Spices were also mentioned in the Song of Solomon, a biblical poem in which the male orator compares his lover to many spices. Also, in Genesis, Joseph was traded into slavery to spice merchants by his brothers.

Middle Age History

Black Pepper, cumin, nutmeg, ginger, cloves and cinnamon were particularly very popular in Europe in the middle Ages and were considered expensive products. There are many references to Indian spices being used as a form of currency. In times of pandemics, different spices and herbs were suggested by the doctors to the patients. In the 12th century, the King of Aragon used all his resources to bring back spices from Spain, to put spices in wine.

Early Modern Period

The Middle East was ruling the world spice trade and Spain and Portugal were trying to find new trade routes to Asia for trading in spices and other valuable products. All of the European countries were trying to control the spice trade and spice producing countries and that was the reason Portuguese navigator Vasco da Gama sailed to India in 1499. He was taken aback by the rich Indian pepper market and trade and secured peppers for low prices compared to Venice.
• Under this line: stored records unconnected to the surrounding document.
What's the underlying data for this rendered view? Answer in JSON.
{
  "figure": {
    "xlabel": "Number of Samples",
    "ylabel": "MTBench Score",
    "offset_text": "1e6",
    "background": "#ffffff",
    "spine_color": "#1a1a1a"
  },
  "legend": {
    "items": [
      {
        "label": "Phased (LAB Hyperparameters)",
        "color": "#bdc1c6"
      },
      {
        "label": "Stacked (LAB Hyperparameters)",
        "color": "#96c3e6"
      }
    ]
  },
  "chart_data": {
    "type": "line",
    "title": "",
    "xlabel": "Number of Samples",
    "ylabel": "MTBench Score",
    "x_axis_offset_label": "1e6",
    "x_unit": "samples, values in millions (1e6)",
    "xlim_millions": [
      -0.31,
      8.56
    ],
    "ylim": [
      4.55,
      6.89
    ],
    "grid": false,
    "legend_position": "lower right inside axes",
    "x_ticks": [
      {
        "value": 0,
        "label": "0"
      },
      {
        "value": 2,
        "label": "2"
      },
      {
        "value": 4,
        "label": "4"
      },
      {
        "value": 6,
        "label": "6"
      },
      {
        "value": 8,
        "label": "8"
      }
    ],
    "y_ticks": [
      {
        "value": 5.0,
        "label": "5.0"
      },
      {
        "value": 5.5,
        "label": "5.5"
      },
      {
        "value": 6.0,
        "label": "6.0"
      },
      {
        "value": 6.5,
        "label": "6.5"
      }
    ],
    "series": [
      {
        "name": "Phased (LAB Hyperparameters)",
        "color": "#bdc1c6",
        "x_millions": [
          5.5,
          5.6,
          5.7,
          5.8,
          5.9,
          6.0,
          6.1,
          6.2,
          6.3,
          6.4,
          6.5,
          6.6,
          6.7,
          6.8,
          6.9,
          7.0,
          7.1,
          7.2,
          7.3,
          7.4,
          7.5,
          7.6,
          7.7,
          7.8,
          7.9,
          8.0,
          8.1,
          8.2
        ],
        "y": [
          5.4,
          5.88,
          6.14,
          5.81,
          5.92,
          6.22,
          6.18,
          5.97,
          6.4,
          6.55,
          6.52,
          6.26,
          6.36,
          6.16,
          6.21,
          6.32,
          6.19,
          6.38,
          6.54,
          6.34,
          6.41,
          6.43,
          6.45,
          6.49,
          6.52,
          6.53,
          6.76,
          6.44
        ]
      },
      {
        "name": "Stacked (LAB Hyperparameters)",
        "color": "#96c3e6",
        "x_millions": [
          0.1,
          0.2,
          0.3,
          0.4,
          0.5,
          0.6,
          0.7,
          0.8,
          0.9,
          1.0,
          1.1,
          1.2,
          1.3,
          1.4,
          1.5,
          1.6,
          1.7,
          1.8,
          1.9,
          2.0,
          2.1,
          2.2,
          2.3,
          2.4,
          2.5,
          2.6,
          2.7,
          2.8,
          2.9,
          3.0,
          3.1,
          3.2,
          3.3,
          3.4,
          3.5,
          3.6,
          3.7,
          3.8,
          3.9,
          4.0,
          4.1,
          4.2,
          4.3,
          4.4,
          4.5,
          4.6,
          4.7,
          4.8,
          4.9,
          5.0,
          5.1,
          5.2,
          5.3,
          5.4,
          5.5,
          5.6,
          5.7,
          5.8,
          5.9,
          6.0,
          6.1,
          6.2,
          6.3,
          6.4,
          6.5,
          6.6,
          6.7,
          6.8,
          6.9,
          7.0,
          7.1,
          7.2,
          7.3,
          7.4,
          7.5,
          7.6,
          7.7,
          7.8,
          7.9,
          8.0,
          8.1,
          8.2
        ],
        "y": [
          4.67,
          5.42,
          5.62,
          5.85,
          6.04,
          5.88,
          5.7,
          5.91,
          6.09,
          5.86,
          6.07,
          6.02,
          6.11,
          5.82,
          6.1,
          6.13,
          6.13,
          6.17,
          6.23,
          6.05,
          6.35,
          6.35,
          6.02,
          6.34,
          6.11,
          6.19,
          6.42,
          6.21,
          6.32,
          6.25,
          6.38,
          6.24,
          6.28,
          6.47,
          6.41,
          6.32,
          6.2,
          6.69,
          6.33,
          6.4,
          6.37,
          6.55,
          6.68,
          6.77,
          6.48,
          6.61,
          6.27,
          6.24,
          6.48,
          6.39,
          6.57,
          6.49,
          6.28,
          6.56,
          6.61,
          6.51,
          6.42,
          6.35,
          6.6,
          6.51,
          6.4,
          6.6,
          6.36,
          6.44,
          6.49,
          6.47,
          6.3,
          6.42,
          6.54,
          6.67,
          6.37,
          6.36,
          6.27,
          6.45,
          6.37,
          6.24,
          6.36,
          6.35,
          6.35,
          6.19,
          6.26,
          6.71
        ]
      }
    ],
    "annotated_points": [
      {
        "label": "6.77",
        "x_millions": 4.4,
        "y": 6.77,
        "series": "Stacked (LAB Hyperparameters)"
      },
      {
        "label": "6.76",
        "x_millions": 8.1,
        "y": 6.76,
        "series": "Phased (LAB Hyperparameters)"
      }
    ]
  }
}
Around the same time, European navigator Christopher Columbus returned from the New World and told the investors that spices are available there. In the 19th Century, America, being a latecomer, has contributed to the global spice trade and the spice trade is still profitable and prosperous even today.

Conclusion

There is a rich history of Indian spices that you need to know of. All these spices have crossed all the borders and have become an integral part of the food cultures of various countries.